2. Consult books and resources. For almost 50 years now “What Color is Your Parachute?” has been one of the most highly regarded career advice books in print. Seek the counsel of others you respect. There are few greater honors you can bestow upon someone else than calling upon their wisdom. Who knows, perhaps they have a connection that leads to…
3. …Networking. Who works in an industry that interests you? A friend of a friend’s mother perhaps? Is there an association for that field? As I also work in the sports industry I am a member of the Football Writers of America Association. I belong to the International Coaching Federation and the Society for Human Resources Management. An interest group exists for just about everything!
4. Be bold. The worst someone can say to you is “no.” My first job out of college was secured in a city where I knew no one by putting on a shirt and tie and walking door-to-door in an industrial area until I came upon an employment office who called a line manager. I favorably impressed him and he was inclined to create a job for me.
5. Stand out. There are thousands of resumes out there. What makes yours stand out? Maybe it’s on blue paper or the school colors of the hiring manager. Or it’s an eight page professionally done portfolio that describes the essence of your accomplishments (I’ve actually seen one like that). I even had a cycling buddy who found a job posting in a small Iowa town years ago while on a ride, had his wife fax in a resume, eventually ended up getting the job, moved there for seven years, and had his family recognized by the Governor among new young families moving to the state.

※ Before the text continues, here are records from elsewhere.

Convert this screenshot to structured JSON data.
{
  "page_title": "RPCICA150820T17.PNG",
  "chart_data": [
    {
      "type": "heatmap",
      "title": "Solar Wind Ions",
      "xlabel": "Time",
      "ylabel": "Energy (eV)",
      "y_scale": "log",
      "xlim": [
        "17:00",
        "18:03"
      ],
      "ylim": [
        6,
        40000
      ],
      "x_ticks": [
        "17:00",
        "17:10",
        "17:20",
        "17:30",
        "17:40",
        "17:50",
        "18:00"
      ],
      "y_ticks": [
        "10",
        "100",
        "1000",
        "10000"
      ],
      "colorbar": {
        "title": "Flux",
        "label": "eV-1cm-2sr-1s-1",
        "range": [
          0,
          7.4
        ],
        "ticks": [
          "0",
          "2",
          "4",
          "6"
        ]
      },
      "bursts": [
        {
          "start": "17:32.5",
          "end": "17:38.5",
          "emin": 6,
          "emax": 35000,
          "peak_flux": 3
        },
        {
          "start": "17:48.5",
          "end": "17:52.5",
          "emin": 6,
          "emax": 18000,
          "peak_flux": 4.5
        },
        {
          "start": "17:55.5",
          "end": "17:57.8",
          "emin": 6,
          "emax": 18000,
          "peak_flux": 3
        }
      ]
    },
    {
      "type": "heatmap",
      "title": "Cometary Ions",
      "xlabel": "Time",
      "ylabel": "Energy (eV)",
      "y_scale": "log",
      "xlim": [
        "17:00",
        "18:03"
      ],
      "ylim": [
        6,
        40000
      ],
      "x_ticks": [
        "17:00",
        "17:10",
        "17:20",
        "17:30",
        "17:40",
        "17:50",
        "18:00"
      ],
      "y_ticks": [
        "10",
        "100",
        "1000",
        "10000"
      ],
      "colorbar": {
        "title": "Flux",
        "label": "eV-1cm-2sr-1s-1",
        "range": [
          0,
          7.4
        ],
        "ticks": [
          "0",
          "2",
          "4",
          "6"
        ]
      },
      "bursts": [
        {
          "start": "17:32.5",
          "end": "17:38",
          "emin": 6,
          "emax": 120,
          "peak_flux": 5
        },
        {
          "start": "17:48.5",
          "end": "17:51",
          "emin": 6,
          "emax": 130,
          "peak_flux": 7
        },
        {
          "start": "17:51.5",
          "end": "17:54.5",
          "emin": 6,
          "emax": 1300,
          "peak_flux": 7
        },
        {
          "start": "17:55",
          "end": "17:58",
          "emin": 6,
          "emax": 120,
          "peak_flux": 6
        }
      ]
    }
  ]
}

6. What’s your story? A hiring decision will be made likely within the first five minutes of the interview. Again, what differentiates you from all the other job candidates when you are asked to “tell me a little bit about yourself?” Also be prepared to speak to “areas you need to improve on and what you are doing to improve them.” Most people surprisingly will admit to having no weaknesses.
7. Say thank you. If you’re fortunate enough to get an interview, say thank you afterwards. Verbally. In writing. And preferably with a handwritten thank you note. Almost no one does that anymore. That’s why it’s so powerful!
We are already several days into a new year. The holidays are behind us, most of the decorations are put back up and we’re in the process of getting re-centered. Enjoy the journey ahead of you in 2018. Renew acquaintances and make new friends. Take new roads. Commit to being an even better version of you. Shine a light before others. Love well.